Ramón Zubiaurre, pint.
LOS pueblos son en el paisaje puntos de orientación estética, hacia los cuales acude el piloto ideal que hay dentro de nuestro espíritu. Un paisaje sin pueblos en lontananza, sin el blanqui-negro de las viviendas y los tejados, nos da la angustiosa sensación de vacío que sentimos en alta mar. Pero los campanarios son, principalmente, los que prestan alma y expresión a un paisaje.
Cada país se reserva una fisonomía diferente; la silueta distante de los pueblos y el carácter de sus torres son las cosas que para mí contribuyen más a esa diferenciación. Cuando trato de representarme una imagen de Londres, todo mi recuerdo queda ocupado con la absorbente y exclusiva visión del Parlamento, el de las altas torres sobre el plomizo Támesis. Los valles de Suiza los recuerdo igualmente en forma de agudas torres, con su afilada flecha, irguiéndose sobre el plano verde de los prados o sobre un lienzo grande de nieve. Así también la Toscana se me representa en la memoria sembrada de aquellos ágiles campaniles florentinos, encaramados como guías rústicas en la cumbre de las colinas armoniosas.
El más hondo prestigio del campo castellano reside en la sugerición de los distantes pueblos, que emergen de la pura planicie y se recortan en el fino horizonte, con el campanario abolengo que parece, como una flecha, penetrar en el infinito azul. Sobre la grave llanura, el castillo de la Mota de Medina ya no es un mero dato arqueológico, sino algo profundamente explicativo y esencial en ese majestuoso paisaje que está, como nada, preñado de historia. La misma trascendencia tiene en el paisaje la gran torre erecta de la catedral de Segovia, cuando sobresale del ras de los collados parecida a una persona viva y pensante que nos observa y sigue desde lejos.
¡Pueblos blancos de la costa mediterránea, presididos por el campanario angosto y alto como un alminar! ¡Pueblos dichosos de Andalucía, claros, rientes sobre la tierra ocre de los opulentos labrantíos, y trémulos por el estremecimiento perezoso de las palmeras!
Si desde lejos deseo levantar en la mente la imagen de Guipúzcoa, la nostalgia toma en mí formas arquitectónicas. El recuerdo, más que la visión de los árboles y las colinas, me trae la imagen de los pueblos, sobre los que destaca siempre el campanario. Los pueblos tienen valor por sus torres. Toda la vida de Hernani está para mí en su recio y culminante campanario. Usúrbil sobre el collado, no es más que una esbelta torre barroca; y si San Sebastián posee algún sentido, es por aquellas elegantes torres gemelas de Santa María, que anteriormente se completaban con la romántica y un poco marcial torre del viejo faro de Igueldo, corona magistral de la japonesa colina, ¡que el turismo beocio ha trocado en una cosa inmunda!
Todos esos pueblos de Guipúzcoa se levantan en espectáculo cuando los solicito con la imaginación. Los conozco uno por uno. Las siluetas de sus torres me son familiares, y cada uno me trae el recuerdo de una pura sensación juvenil. Carreteras blancas entre los prados; olor a manzano florido; posadas rumorosas, llenas de hombres afeitados; color ajerezado de la sidra rezumante; el tamborreo romántico de un tamboril; y dominándolo todo, la torre eclesiástica.

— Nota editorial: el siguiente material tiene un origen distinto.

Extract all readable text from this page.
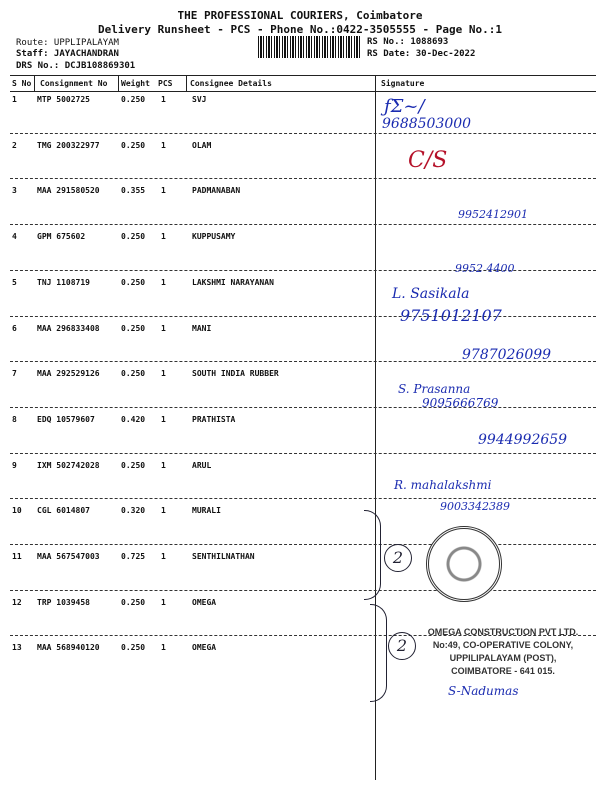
THE PROFESSIONAL COURIERS, Coimbatore
Delivery Runsheet - PCS - Phone No.:0422-3505555 - Page No.:1
Route: UPPLIPALAYAM
Staff: JAYACHANDRAN
DRS No.: DCJB108869301
RS No.: 1088693
RS Date: 30-Dec-2022
S No Consignment No Weight PCS Consignee Details	Signature
1	MTP 5002725	0.250 1	SVJ
2	TMG 200322977	0.250 1	OLAM
3	MAA 291580520	0.355 1	PADMANABAN
4	GPM 675602	0.250 1	KUPPUSAMY
5	TNJ 1108719	0.250 1	LAKSHMI NARAYANAN
6	MAA 296833408	0.250 1	MANI
7	MAA 292529126	0.250 1	SOUTH INDIA RUBBER
8	EDQ 10579607	0.420 1	PRATHISTA
9	IXM 502742028	0.250 1	ARUL
10 CGL 6014807	0.320 1	MURALI
11 MAA 567547003	0.725 1	SENTHILNATHAN
12 TRP 1039458	0.250 1	OMEGA
13 MAA 568940120	0.250 1	OMEGA
ƒΣ~/
9688503000
C/S
9952412901
9952 4400
L. Sasikala
9751012107
9787026099
S. Prasanna
9095666769
9944992659
R. mahalakshmi
9003342389
2
2
OMEGA CONSTRUCTION PVT LTD.
No:49, CO-OPERATIVE COLONY,
UPPILIPALAYAM (POST),
COIMBATORE - 641 015.
S-Nadumas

Veo los campanarios, de estilo barroco casi siempre, levantar sus cupulillas de piedra en la simetría verde de los campos. ¡Con qué inteligente sentido de la armonía saben llenar y concluír la estética ruda de un valle, de una encañada, de una loma! Las torres barrocas están allí como elementos de cultura y de universalismo, y su forma vaticana, papal, católica, hace que la simplicidad iletrada, como bárbara, del boscoso y húmedo paisaje, se llene de erudición y se ilustre verdaderamente.
A veces el alma se siente perdida en esas angosturas de un primitivismo antihistórico; la sombra de las montañas cae y amenaza con la pérdida de todo horizonte posible; los caminos se pierden en la maleza; el agro no tiene el sentido culto a la romana, sino que retrocede al jaral hirsuto de las sociedades rudimentarias; el mundo, invadido por la maleza, se achica ante nosotros. Entonces, de pronto, se abre el valle, y en el sitio preciso levanta su cúpula vaticana el campanario, restituyéndonos a la idea de la cultura y de lo universal.